If you’re like me, you selected No. 2, which are the opening lines of a story poem titled “The Shooting of Dan McGrew” by British-Canadian poet Robert W. Service, known as “the Bard of the Yukon.”
The first choice are lines from Romantic poet John Keats’ “Ode on a Grecian Urn.” An urn is a term most commonly associated with a vessel for holding the ashes of a loved one. Keats was a British poet whose contemporaries were George Gordon Lord Byron and Percy Bysshe Shelley. All of them lived in the 1700s and 1800s, a far cry from the world in 2022.
So, if you’re still awake, you may be asking: Exactly what is this all about? Good question. As I’ve grown older, I spend considerable time trying to hit the rewind button that takes me back to my days at Tulane in the 1960s. I do this because I don’t want to forget the memories I still cherish today. I absolutely loved my experience at Tulane, the good and the others.
I was an English major and in a weak moment I registered for a class in Romantic poetry. Why I did that I can’t answer. I probably needed the credits. Maybe I needed a course where I could take a nap. I can’t speak for today’s students who may enjoy a Romantic poetry course but I can honestly say I was genuinely bored. To me the poems were dreary, melancholy and deadly.
I sorta wanted to like poetry so I went to the TU bookstore and bought a paperback entitled Story Poems. And in it I discovered Robert Service’s “The Shooting of Dan McGrew” and another, “The Cremation of Sam McGee.” (Ironic title compared to “Ode on a Grecian Urn.”) Maybe because I read literature more than poetry growing up, but I really enjoyed stories. And that’s what Service wrote: Story poems.
Through the years I grew to love music: rock, pop, oldies, Motown, blues, country, New Orleans sounds. And the lyrics fascinated me. In fact, I think that the songwriters, especially country songwriters, are the last great poets.

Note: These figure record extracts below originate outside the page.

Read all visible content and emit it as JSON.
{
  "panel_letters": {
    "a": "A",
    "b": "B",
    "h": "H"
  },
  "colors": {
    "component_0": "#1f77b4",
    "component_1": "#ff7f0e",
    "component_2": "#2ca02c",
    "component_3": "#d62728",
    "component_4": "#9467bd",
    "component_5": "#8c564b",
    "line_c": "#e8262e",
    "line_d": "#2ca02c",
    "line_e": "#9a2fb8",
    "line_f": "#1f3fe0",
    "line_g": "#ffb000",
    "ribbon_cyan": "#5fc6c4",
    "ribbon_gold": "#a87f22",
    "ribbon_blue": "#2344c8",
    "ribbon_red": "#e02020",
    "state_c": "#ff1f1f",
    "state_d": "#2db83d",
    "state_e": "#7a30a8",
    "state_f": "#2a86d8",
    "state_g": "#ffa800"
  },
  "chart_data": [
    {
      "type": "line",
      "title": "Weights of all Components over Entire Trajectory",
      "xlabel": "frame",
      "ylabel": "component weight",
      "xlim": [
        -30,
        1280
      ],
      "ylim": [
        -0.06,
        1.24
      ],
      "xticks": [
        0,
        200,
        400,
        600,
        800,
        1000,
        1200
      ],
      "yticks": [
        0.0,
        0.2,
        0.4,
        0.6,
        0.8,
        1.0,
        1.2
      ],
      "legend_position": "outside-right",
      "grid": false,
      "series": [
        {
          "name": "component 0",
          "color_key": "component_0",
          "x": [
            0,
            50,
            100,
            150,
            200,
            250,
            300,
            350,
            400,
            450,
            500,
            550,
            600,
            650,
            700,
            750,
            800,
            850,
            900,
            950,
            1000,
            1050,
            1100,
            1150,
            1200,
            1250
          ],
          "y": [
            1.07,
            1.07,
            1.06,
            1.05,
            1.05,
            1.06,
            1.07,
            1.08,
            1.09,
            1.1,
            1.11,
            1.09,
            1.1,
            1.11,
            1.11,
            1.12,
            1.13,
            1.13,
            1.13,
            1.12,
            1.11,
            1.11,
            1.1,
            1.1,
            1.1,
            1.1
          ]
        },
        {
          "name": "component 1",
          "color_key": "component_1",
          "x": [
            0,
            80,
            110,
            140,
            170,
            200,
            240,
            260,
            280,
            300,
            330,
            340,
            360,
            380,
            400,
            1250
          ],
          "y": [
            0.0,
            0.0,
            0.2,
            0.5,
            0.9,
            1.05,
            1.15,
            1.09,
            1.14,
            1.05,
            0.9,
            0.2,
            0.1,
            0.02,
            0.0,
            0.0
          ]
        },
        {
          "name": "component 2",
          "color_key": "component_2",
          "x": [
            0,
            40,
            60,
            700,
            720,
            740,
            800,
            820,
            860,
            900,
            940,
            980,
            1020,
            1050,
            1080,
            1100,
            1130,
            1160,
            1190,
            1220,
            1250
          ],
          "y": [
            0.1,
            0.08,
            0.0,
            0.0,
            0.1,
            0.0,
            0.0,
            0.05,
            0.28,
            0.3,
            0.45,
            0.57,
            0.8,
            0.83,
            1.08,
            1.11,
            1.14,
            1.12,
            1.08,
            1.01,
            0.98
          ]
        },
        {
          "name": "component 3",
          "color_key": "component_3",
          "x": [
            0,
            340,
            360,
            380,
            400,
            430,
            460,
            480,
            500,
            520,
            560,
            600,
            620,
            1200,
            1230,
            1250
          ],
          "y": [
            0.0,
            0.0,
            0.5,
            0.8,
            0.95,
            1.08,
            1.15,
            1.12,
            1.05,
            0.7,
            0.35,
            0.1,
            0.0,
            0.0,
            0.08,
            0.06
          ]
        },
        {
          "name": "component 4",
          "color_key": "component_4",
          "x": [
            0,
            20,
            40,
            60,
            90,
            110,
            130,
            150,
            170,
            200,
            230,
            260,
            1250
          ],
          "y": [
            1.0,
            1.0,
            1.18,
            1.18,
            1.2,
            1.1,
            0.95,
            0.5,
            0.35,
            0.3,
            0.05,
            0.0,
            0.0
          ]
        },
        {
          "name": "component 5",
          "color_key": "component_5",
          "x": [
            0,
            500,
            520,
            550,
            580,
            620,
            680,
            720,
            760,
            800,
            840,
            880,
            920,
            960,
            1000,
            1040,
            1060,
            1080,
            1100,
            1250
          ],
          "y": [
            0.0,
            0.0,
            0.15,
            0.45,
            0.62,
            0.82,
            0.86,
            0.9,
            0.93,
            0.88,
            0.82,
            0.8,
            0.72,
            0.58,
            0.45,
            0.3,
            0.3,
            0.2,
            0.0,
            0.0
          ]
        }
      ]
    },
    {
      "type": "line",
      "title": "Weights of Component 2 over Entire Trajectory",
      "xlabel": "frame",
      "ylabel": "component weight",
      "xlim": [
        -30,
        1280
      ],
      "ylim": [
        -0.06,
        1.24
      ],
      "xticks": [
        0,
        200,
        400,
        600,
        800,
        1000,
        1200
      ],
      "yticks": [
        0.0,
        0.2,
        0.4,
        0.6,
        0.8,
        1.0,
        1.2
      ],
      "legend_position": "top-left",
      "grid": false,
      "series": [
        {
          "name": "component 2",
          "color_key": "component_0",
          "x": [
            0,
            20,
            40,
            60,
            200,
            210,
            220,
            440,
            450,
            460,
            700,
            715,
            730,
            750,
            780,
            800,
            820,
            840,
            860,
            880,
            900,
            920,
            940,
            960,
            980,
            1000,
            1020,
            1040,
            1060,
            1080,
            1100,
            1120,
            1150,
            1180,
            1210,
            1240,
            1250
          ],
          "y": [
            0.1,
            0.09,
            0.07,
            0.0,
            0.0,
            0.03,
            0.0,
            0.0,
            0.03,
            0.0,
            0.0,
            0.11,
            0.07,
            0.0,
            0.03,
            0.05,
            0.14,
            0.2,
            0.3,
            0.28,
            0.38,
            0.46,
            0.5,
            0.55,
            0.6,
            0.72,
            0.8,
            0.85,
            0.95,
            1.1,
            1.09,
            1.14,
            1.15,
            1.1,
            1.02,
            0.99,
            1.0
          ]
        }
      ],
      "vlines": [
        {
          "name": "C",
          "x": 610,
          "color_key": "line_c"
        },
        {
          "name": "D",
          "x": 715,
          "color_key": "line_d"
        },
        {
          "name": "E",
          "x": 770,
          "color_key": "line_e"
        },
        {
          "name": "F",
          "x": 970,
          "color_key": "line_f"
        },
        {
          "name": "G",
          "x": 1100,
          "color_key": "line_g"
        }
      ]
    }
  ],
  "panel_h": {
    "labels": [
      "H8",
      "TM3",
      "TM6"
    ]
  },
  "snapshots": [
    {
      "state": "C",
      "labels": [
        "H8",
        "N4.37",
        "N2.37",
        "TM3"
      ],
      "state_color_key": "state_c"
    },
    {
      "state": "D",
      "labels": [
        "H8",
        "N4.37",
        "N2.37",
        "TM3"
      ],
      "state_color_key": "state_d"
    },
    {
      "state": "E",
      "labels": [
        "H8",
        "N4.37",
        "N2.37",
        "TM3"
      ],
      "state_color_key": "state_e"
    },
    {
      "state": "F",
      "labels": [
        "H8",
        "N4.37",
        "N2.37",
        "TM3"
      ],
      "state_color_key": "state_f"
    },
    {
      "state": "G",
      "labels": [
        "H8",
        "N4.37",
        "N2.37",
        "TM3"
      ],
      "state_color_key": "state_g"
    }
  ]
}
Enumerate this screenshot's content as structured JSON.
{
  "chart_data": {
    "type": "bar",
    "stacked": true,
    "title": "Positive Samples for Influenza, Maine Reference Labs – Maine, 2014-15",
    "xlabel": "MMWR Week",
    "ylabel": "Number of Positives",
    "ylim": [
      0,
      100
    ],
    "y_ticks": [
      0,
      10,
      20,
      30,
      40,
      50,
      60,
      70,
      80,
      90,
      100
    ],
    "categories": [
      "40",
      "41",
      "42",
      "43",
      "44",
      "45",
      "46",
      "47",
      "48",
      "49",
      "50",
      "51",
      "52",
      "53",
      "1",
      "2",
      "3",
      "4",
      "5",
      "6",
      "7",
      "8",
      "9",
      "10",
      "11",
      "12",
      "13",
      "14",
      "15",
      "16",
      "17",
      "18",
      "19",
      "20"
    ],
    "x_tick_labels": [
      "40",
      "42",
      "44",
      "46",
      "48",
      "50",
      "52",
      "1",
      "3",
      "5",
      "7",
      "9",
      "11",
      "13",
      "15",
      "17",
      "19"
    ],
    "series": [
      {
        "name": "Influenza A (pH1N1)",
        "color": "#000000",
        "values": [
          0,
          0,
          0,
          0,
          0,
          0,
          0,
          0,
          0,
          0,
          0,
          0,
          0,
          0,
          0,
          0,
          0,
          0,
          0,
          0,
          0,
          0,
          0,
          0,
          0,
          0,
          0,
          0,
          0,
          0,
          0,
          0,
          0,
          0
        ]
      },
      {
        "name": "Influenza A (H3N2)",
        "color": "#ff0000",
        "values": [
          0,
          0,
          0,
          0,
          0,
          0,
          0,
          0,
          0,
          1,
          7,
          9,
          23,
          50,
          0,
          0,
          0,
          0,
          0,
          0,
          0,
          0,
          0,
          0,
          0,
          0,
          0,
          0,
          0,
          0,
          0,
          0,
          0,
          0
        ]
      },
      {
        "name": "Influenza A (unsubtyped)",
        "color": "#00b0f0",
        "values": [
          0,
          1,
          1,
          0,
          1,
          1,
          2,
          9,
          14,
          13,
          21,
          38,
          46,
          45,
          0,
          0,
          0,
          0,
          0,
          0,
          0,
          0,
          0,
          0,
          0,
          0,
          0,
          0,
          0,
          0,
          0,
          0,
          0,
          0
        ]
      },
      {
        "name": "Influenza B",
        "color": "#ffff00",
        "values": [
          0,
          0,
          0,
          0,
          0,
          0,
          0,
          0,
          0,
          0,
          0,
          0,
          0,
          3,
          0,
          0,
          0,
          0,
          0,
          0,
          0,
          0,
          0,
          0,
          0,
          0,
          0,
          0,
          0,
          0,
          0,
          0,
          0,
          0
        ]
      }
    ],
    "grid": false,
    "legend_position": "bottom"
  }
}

George Strait, often referred to as the “King of Country,” wrote, “All my exes live in Texas/And Texas is a place I’d clearly love to be/But all my exes live in Texas/And that’s why I hang my hat in Tennessee.”
One singer with strong ties to New Orleans (since his career began here as a busker in the French Quarter) is Jimmy Buffett. His timeless hit, “Margaritaville,” is one of my all-time favorites. “Wastin’ away again in Margaritaville/Searchin’ for my lost shaker of salt/Some people say there’s a woman to blame/But I know it’s my own damn fault.”
And my fault for taking that poetry class.